We knew the monarchs were in trouble because either mowing or pesticides eradicated the milkweed’s natural habitat. We raised our hands and got free native pollinator-friendly seeds from ADK Action. We can provide a safe place for monarchs to come, but we can’t always protect against accidents (the one flying into my car windshield) or predators.

We did everything right. The monarchs came to their new home and have been frequent visitors since. Milkweed is holding up to its name and grows like a weed. That stuff is prolific. It wants to survive. I understand. It has monarchs to nurture. (If you need any milkweed pods, let me know.)

As if monarchs don’t have enough to worry about, they have to fight predators. These other predators aren’t just in the form of roadside mowers or chemicals. Some of these predators are wasps, Tachinid flies, parasites, and molds. Good grief. Monarchs are fragile.

The red-eyed Tachinid flies lay eggs on the caterpillar, and the larva starts feeding on the inside. Yes, I know–horror movie stuff. When the caterpillar goes into its pupae stage, the larvae will eat the monarch from the inside out. Now I have to fight off predators, too?

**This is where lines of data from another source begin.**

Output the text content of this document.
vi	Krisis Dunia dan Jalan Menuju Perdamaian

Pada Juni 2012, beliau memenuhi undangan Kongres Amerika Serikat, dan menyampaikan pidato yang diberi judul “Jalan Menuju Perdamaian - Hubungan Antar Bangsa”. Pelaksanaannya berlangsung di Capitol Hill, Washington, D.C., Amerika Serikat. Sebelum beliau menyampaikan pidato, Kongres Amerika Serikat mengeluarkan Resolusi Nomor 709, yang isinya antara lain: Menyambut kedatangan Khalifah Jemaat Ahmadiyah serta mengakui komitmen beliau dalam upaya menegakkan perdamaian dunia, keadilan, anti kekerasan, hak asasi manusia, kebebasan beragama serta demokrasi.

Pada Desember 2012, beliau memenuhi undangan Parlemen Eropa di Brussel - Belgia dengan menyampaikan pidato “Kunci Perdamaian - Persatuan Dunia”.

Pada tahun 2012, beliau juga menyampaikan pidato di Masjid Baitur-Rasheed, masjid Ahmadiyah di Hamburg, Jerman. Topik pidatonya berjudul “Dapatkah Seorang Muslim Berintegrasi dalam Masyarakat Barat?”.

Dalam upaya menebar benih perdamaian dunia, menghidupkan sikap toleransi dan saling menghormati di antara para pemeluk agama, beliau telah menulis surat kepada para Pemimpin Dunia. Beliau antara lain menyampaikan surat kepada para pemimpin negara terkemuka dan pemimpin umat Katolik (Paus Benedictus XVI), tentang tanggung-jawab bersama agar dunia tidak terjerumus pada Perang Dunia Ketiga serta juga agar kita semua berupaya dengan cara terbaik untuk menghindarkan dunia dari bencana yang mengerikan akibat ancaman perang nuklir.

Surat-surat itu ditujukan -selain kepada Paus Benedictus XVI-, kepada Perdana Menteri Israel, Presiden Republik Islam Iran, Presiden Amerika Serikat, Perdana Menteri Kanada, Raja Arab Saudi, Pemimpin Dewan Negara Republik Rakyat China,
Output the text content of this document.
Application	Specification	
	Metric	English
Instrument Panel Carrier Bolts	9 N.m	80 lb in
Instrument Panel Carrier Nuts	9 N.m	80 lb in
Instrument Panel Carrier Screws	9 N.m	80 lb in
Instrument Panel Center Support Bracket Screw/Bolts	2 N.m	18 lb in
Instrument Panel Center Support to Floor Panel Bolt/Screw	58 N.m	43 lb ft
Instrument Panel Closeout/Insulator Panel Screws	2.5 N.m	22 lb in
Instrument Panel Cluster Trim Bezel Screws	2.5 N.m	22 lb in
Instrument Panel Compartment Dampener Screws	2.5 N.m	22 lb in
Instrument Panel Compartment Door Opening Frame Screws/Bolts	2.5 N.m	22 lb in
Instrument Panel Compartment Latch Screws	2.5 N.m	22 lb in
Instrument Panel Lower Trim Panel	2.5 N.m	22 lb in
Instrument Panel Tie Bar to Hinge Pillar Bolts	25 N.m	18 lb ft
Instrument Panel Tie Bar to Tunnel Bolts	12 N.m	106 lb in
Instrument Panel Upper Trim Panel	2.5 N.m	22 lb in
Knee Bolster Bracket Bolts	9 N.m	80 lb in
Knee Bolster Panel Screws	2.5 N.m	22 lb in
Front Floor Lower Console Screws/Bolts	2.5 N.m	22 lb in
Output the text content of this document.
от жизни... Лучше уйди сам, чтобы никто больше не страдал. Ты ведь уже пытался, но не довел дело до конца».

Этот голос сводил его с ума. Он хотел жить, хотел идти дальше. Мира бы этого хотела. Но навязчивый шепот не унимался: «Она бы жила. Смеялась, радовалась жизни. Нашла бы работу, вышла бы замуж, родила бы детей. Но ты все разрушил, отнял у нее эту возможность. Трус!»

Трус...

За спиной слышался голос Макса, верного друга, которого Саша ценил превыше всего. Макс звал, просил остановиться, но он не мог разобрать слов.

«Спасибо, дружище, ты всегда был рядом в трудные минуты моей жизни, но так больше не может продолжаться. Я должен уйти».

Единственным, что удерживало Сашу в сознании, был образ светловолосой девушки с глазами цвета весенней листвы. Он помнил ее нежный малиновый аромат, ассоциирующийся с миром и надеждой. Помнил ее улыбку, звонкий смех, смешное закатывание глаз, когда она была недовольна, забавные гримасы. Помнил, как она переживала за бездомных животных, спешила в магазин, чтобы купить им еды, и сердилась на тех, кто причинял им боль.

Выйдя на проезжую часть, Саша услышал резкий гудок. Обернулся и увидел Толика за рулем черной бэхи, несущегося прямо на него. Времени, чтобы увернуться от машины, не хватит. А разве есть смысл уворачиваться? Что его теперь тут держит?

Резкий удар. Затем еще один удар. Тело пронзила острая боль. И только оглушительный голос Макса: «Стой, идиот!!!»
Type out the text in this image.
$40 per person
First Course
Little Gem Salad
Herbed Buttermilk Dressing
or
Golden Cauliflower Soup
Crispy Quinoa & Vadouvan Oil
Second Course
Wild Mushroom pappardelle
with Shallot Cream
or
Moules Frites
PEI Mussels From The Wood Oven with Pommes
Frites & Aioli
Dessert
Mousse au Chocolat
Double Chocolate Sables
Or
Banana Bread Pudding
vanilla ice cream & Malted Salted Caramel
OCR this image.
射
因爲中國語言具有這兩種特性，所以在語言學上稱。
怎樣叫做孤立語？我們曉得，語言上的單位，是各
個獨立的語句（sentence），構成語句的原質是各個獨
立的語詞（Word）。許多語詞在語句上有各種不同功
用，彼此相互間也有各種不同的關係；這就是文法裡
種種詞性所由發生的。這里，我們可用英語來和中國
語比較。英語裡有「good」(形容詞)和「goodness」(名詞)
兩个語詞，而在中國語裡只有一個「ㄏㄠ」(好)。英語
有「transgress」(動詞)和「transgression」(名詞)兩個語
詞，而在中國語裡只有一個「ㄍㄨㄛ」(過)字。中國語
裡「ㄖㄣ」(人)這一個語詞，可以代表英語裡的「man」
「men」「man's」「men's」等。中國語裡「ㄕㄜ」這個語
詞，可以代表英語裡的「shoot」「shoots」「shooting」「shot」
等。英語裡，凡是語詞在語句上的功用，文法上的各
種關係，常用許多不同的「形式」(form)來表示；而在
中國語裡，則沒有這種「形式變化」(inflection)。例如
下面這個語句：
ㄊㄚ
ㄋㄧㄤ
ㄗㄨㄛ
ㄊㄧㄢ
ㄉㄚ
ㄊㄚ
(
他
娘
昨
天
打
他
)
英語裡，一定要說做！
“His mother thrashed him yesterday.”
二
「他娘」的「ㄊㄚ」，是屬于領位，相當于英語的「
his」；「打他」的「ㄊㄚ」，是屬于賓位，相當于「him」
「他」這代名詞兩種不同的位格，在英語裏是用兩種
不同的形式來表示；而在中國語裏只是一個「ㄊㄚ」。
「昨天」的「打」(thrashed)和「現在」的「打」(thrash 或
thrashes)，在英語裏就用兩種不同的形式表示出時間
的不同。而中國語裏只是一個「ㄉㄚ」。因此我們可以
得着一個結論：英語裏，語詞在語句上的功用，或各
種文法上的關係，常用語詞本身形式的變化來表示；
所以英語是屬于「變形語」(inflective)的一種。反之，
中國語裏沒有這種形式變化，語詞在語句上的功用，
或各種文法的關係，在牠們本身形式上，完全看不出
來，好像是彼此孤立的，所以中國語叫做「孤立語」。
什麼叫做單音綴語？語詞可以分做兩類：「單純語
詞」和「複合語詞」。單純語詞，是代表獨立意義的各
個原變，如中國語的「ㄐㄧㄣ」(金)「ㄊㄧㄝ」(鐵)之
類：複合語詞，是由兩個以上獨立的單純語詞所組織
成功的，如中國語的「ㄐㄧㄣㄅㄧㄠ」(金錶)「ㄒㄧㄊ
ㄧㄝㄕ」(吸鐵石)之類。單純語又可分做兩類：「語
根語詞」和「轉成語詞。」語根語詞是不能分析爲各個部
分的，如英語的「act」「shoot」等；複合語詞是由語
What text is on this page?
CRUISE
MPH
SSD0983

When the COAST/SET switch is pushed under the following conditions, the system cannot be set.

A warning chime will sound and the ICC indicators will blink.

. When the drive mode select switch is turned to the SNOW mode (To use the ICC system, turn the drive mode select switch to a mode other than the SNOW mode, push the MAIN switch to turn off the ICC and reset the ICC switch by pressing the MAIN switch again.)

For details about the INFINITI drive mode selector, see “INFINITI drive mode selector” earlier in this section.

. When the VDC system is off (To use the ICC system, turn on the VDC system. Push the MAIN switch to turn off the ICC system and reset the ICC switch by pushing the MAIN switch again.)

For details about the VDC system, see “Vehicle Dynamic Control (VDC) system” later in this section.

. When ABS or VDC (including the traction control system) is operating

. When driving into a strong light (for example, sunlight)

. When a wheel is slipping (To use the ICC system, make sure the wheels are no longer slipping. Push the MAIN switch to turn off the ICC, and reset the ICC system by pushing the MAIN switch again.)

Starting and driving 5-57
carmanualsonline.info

I didn’t realize that only one out of ten monarch eggs will survive in a healthy, well-balanced monarch world. Those are not great odds. I was so excited to see a few chrysalises on various outside plants. It wasn’t until I brought a potted plant inside that I noticed an unusual chrysalis. It was brown and foggy. It wasn’t a vibrant green or transparent. I reached out to friends who informed me that the monarch was most likely not viable. I needed to dispose of it properly so I didn’t infect any future monarchs.

Since the plant is inside, I can play more of a waiting game. After a few weeks and no change to its color, I’ve taken it off the leaf and put the whole thing in my freezer. I will dissect it later because I want to find out what beast killed my monarch. It will then get a long alcohol bath to disinfect any remains.

Next year I will have to try to take precautions and do more research. For now, I can make sure the infected ones don’t produce another generation to prey on my monarchs. I’ll have a formal burial later. If you find a brown monarch chrysalis, please seek advice before destroying. Thank you!